This year's festival will also be more accessible than before.
Some live performances will come with features such as audio description and open captioning. All videos on demand will have closed captions. A quiet space - where people can retreat to if they feel overstimulated - will be provided near each performance venue.
The Straits Times takes a closer look at four productions.
a line could be crossed and you would slowly cease to be
The threat of climate change looms large in this play by Australia-based playwright Andrew Sutherland.
It consists of several narratives - a same-sex couple in a rocky relationship, another couple who are newly in love, and a storyline where a goddess searches for her son and laments her impending death. Otters, seagulls and sea turtles make frequent appearances.
"What if we cross that line as we go towards that unimaginable thought of extinction?" asks director Koh Wan Ching.
"How do we hold on to hope? What is hope when we face such imminent destruction or erasure?"
The work was first performed in 2019 by eight students from the Intercultural Theatre Institute and two guest artistes, to positive reviews.
The latest staging, which Koh, 40, describes as "more streamlined and quieter", features actors Grace Kalaiselvi, Irfan Kasban, Jeramy Lim, Liz Sergeant Tan and Shahid Nasheer. They double as human and animal characters.
"You see a much clearer interconnection between the human and animal worlds," Koh adds.
The production was complemented by two public workshops that ended recently.
Intimate Catastrophes, which Sutherland ran on Zoom, looked at various ways of responding to ecological phenomena in writing.

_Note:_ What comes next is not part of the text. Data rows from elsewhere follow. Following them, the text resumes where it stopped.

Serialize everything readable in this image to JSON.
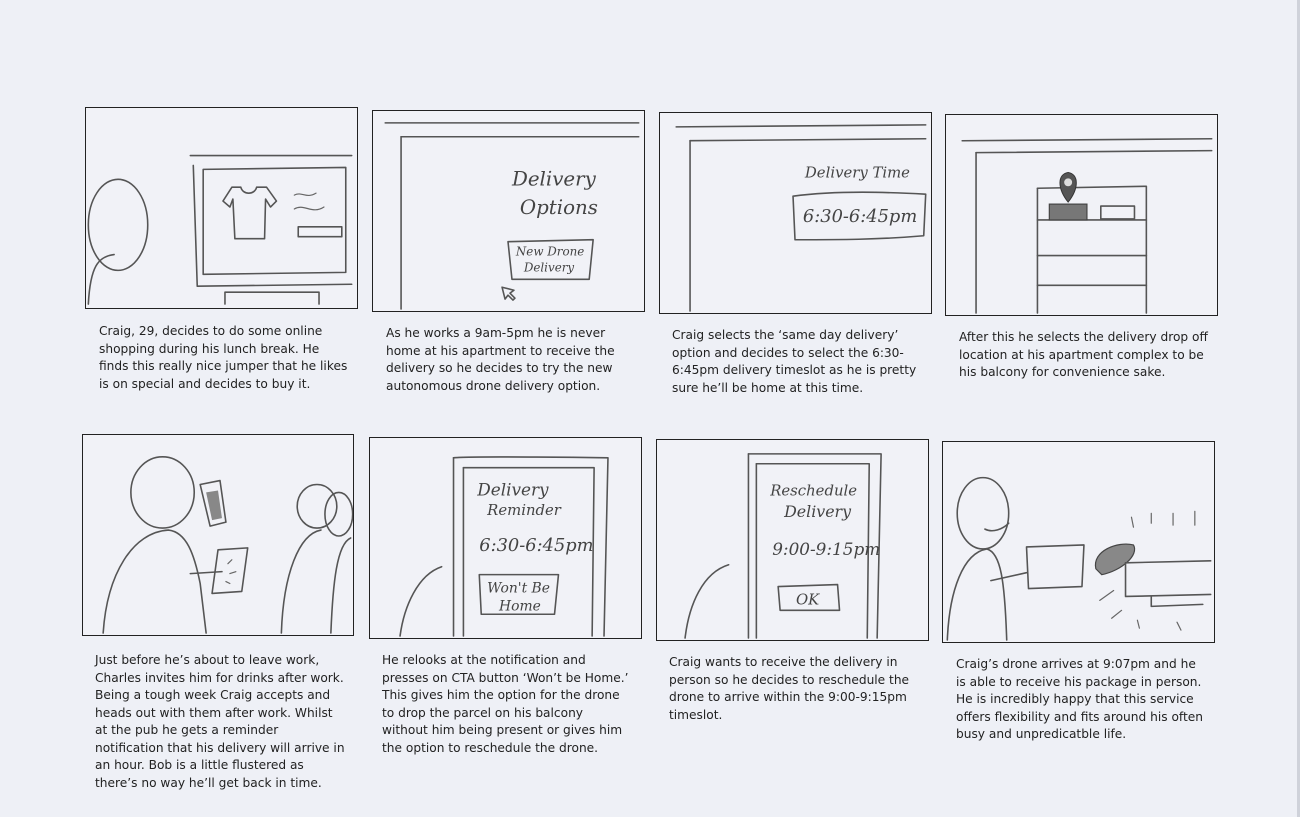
{
  "storyboard": {
    "panels": [
      {
        "caption": "Craig, 29, decides to do some online shopping during his lunch break. He finds this really nice jumper that he likes is on special and decides to buy it.",
        "sketch_text": []
      },
      {
        "caption": "As he works a 9am-5pm he is never home at his apartment to receive the delivery so he decides to try the new autonomous drone delivery option.",
        "sketch_text": [
          "Delivery",
          "Options",
          "New Drone",
          "Delivery"
        ]
      },
      {
        "caption": "Craig selects the ‘same day delivery’ option and decides to select the 6:30-6:45pm delivery timeslot as he is pretty sure he’ll be home at this time.",
        "sketch_text": [
          "Delivery Time",
          "6:30-6:45pm"
        ]
      },
      {
        "caption": "After this he selects the delivery drop off location at his apartment complex to be his balcony for convenience sake.",
        "sketch_text": []
      },
      {
        "caption": "Just before he’s about to leave work, Charles invites him for drinks after work. Being a tough week Craig accepts and heads out with them after work. Whilst at the pub he gets a reminder notification that his delivery will arrive in an hour. Bob is a little flustered as there’s no way he’ll get back in time.",
        "sketch_text": []
      },
      {
        "caption": "He relooks at the notification and presses on CTA button ‘Won’t be Home.’ This gives him the option for the drone to drop the parcel on his balcony without him being present or gives him the option to reschedule the drone.",
        "sketch_text": [
          "Delivery",
          "Reminder",
          "6:30-6:45pm",
          "Won't Be",
          "Home"
        ]
      },
      {
        "caption": "Craig wants to receive the delivery in person so he decides to reschedule the drone to arrive within the 9:00-9:15pm timeslot.",
        "sketch_text": [
          "Reschedule",
          "Delivery",
          "9:00-9:15pm",
          "OK"
        ]
      },
      {
        "caption": "Craig’s drone arrives at 9:07pm and he is able to receive his package in person. He is incredibly happy that this service offers flexibility and fits around his often busy and unpredicatble life.",
        "sketch_text": []
      }
    ]
  }
}
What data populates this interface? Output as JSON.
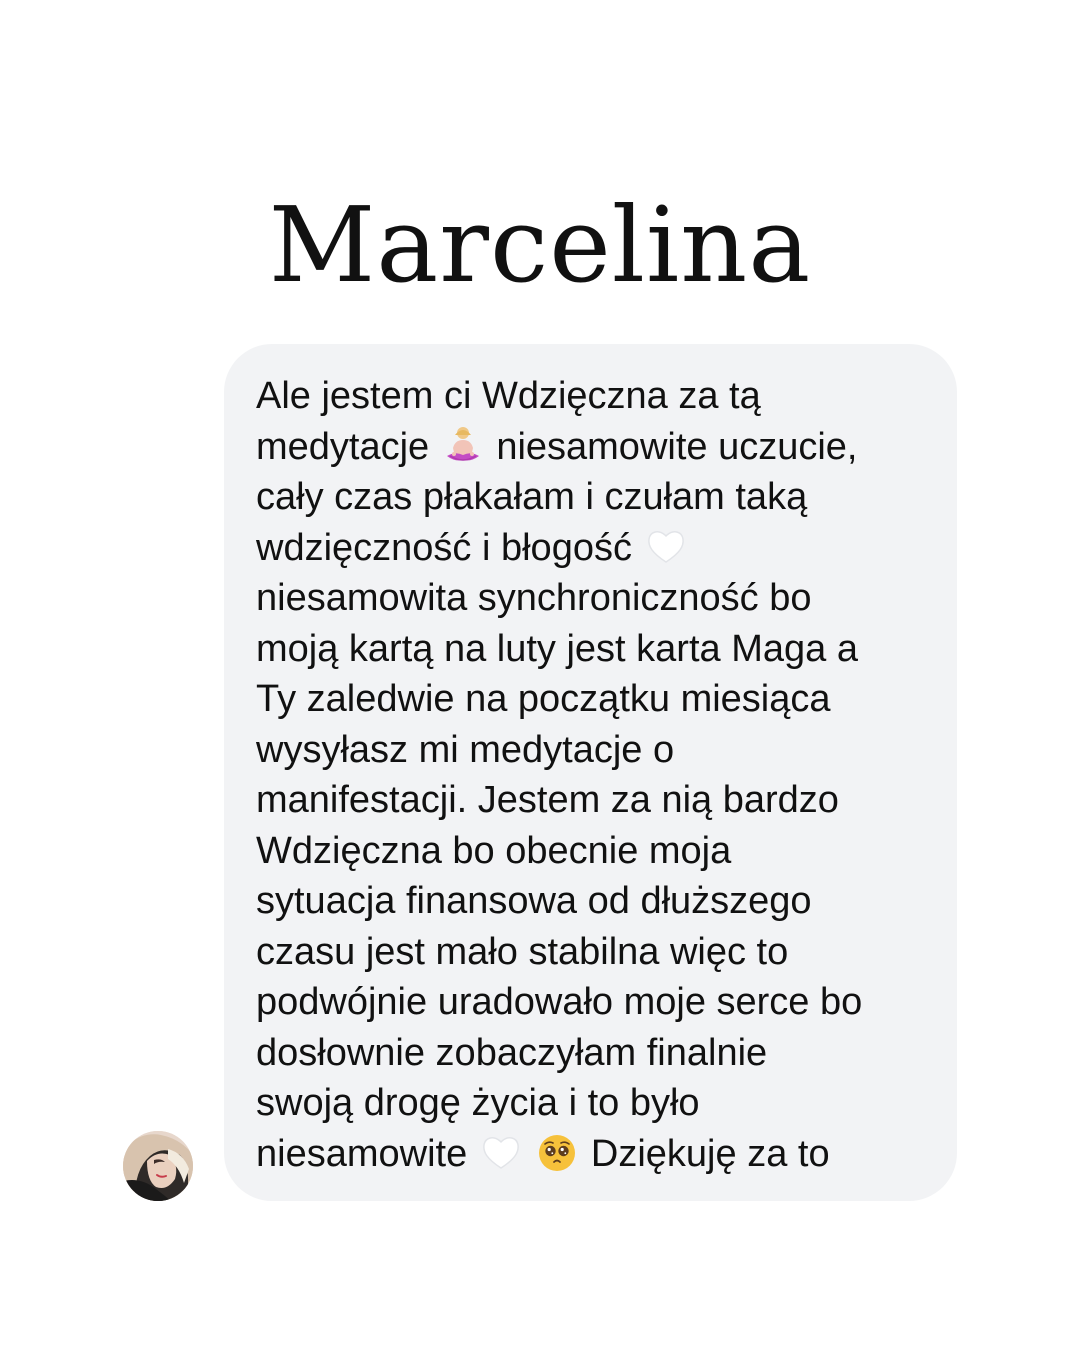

In the other workshop, Everything Is Connected - On Devising, Koh spoke about how she works with environmental concerns in her theatre-making.
What worries her most about the climate crisis?
"I feel there is not enough work being done on mitigation," she says. "How can we change the way we are functioning?
"Can we slowly transition our economy towards a more care-based one, one that is less focused on production and economic development?"
Theatre, too, has a role to play.
"We can't solve problems, but what we can do is get people to come together and think about it.
"The thing about theatre is to not offer solutions, but acknowledge that these issues are complex."